What more and more organizations are now realizing is that, rather than receiving the needed security functionality through an array of products and services, they can instead receive it from the cloud. Security-as-a-service not only frees up time for IT security professionals to focus on more strategic business initiatives, but it also reduces costs for business executives seeking to maximize every dollar invested in security.
As a result, what we’re seeing is an influx of IT security professionals picking up bolt cutters and snapping the chains of their traditionally product-centric approach to security. This shift is supported by a market study conducted by analyst firm 451 Research, where they sought to gain insight into the challenges and opportunities more than 300 US mid-tier companies face with respect to network security.
What’s Wrong with More Security Products and Services?
Nothing. As long as you have the personnel expertise, budget and time to dedicate to testing, procuring, integrating, refreshing and managing them. According to the study, more than 82% of respondents claimed they devote between 20 to 60 hours per week of in-house staff resources procuring, implementing and managing network security. The average mid-market organization invests an average of $461,000 per year on IT security, and nearly 40 percent of the total budget is spent on network security. These businesses also expect to increase spending on network security by an average of 10.9% over the next 12 months.
The reality is most mid-tier organizations lack the resources to keep up with this approach. Cloud, mobile and IoT adoption are only making this challenge more difficult.
Despite significant investment in network security, 63% of the respondents expressed having little to no visibility and control over all their distributed network, especially mobile devices, remote users, IoT devices and third parties.

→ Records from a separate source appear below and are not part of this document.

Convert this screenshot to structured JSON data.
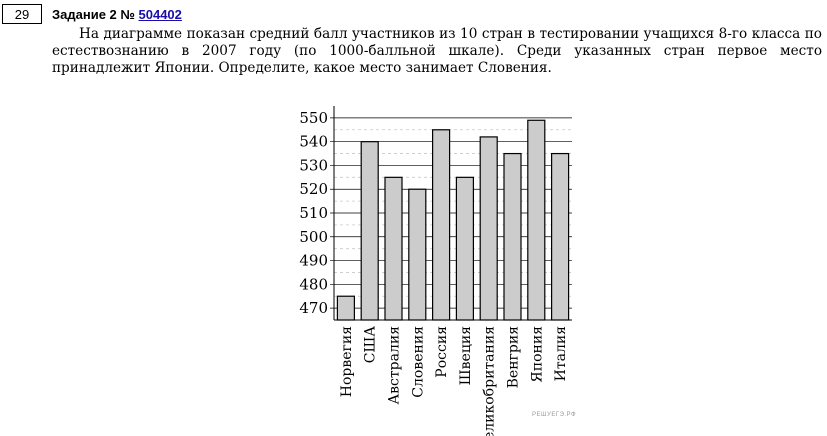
{
  "task": {
    "number": "29",
    "title_prefix": "Задание 2 № ",
    "id": "504402",
    "text": "На диаграмме показан средний балл участников из 10 стран в тестировании учащихся 8-го класса по естествознанию в 2007 году (по 1000-балльной шкале). Среди указанных стран первое место принадлежит Японии. Определите, какое место занимает Словения."
  },
  "watermark": "РЕШУЕГЭ.РФ",
  "chart_data": {
    "type": "bar",
    "categories": [
      "Норвегия",
      "США",
      "Австралия",
      "Словения",
      "Россия",
      "Швеция",
      "Великобритания",
      "Венгрия",
      "Япония",
      "Италия"
    ],
    "values": [
      475,
      540,
      525,
      520,
      545,
      525,
      542,
      535,
      549,
      535
    ],
    "yticks": [
      470,
      480,
      490,
      500,
      510,
      520,
      530,
      540,
      550
    ],
    "ylim": [
      465,
      555
    ],
    "grid": true,
    "colors": {
      "bar_fill": "#cccccc",
      "bar_stroke": "#000000",
      "grid": "#000000",
      "minor_grid": "#c8c8c8"
    }
  }
}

According to the study, tackling these challenges are typically between 3-5 employees dedicated to IT security. This handful of employees are spending many hours managing the various traditional IT security products and services required to protect the network. Many organizations also rely heavily on contractors and part-time employees, as well as MSSP providers, which adds complexity to daily coordination efforts.
What’s keeping these organizations from advancing? 62% cited legacy IT. Challenges presented by legacy IT and personnel shortages are forcing organizations to look for new solutions to solve the network security and resource conundrums.
Nirvana: Automation and Centralized Security Control – From the Cloud
IT security professionals are increasingly looking to cloud-based services and new technologies to address business requirements and security challenges. In fact, two-thirds of the respondents indicated that they strongly prefer using a cloud-based security solution from a security-as-a-service provider for managing or co-managing their security. More than 70% of the respondents indicated they prefer security-as-a-service over on-premises or MSSPs.
The urgency around this shift is strong. More than 85% of the respondents in the study indicated that network security-as-a-service is “important” (within 12 months) or “critical” (within three months). Branch office enablement and optimization and threat management were cited as the main priorities for a swift shift to a network security-as-a-service solution.
The common thread between business executives and IT security professionals is that network security remains a significant business priority. The shift to security-as-a-service is not only about fleeing a complex and costly problem. It’s also about making a smart, strategic move to a delivery model that is strong and sustainable.